Been trading forex for a fair bit now...Just beginning to make some tidy profits...

But the main question I had was regarding the so called safe currencies..the JPY and USD...
I know that if bad news comes in on so called optimistic currencies such as the EUR...more people buy in to these safe currencies...

My question is over these past few weeks the USD has been dropping like a brick...does this mean that it is losing it's status as a safe currency...It certainly can't be the economic climate...could it? as the JPY is growing ever more stronger....
Do you guys feel USD is not a safe currency to buy in during these rough times...?

Regards
 
more often than not whe the USD falls it is as a result of people being happy to take on risk in other currencies (risk seeking behaviour). Unfortunately for most people, what they fail to realise is that the factors affecting whether most market participants are broadly risk seeking or risk averse are pretty fickle, often changing many times during the course of a given week / month. So when the USD sells off, it more often than not means people are buying 'riskier' currencies. Which currencies depends on who they are and how risky they are prepared to be.

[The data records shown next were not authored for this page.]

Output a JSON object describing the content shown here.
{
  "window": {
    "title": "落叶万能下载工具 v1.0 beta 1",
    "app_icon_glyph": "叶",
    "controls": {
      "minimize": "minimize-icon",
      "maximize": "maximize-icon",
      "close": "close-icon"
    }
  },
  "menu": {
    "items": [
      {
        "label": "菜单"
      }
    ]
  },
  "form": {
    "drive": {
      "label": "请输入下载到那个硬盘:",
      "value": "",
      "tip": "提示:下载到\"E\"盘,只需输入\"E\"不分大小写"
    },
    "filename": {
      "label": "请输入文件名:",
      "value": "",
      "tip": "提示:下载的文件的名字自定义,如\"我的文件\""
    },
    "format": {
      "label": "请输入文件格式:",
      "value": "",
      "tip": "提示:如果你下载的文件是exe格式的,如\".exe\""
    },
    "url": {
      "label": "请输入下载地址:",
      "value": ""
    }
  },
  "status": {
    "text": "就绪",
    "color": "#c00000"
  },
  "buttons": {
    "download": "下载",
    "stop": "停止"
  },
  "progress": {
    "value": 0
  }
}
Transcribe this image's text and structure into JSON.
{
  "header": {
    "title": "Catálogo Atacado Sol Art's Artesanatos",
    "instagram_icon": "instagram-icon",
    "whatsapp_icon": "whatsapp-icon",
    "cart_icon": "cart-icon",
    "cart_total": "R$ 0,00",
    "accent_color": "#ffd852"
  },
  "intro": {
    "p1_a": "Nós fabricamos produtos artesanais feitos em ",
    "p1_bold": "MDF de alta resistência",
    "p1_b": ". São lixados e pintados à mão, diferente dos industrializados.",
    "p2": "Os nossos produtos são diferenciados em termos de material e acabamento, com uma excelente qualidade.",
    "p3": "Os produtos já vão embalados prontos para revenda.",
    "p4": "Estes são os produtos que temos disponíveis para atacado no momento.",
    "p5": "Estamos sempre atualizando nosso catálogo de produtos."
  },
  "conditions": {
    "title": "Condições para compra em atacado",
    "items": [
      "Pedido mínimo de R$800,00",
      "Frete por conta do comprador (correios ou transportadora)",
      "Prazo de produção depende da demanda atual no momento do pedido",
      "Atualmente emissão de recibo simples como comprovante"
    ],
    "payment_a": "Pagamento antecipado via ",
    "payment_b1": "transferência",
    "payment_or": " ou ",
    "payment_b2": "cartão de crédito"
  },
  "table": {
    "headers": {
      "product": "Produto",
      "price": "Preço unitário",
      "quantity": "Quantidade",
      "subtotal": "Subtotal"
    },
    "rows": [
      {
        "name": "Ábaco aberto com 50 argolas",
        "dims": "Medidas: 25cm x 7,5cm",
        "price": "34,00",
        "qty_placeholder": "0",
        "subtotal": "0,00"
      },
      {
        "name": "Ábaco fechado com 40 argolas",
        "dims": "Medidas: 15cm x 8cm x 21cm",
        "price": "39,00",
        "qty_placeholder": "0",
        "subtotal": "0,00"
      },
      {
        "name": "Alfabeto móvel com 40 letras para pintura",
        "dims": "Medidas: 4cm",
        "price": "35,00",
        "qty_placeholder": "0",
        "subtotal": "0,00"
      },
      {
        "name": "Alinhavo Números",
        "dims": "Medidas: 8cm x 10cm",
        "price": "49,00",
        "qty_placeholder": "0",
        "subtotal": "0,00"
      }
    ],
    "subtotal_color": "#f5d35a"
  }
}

Thats a gross oversimplification of course, and it doesn't factor in any negative economic stories that are WHOLLY u.s.-centric (which might cause the greenback to sell off on risk aversion, probably in favour of either jpy or maybe eur and possibly even chf if the SNB will let it). But it works in broad terms.

Hope that helps

GJ
 
more often than not whe the USD falls it is as a result of people being happy to take on risk in other currencies (risk seeking behaviour). Unfortunately for most people, what they fail to realise is that the factors affecting whether most market participants are broadly risk seeking or risk averse are pretty fickle, often changing many times during the course of a given week / month. So when the USD sells off, it more often than not means people are buying 'riskier' currencies. Which currencies depends on who they are and how risky they are prepared to be.

Thats a gross oversimplification of course, and it doesn't factor in any negative economic stories that are WHOLLY u.s.-centric (which might cause the greenback to sell off on risk aversion, probably in favour of either jpy or maybe eur and possibly even chf if the SNB will let it). But it works in broad terms.

Hope that helps

GJ

Well explained thanks GJ...
 
No problem - and remember risk behaviour doesn't just affect FX - you need to be watching stocks (S+P 500 is a good rough proxy), commodities (gold, oil etc), interest rates as well. All this stuff is like a big net roped together - pull on one thread and something else feels a tug.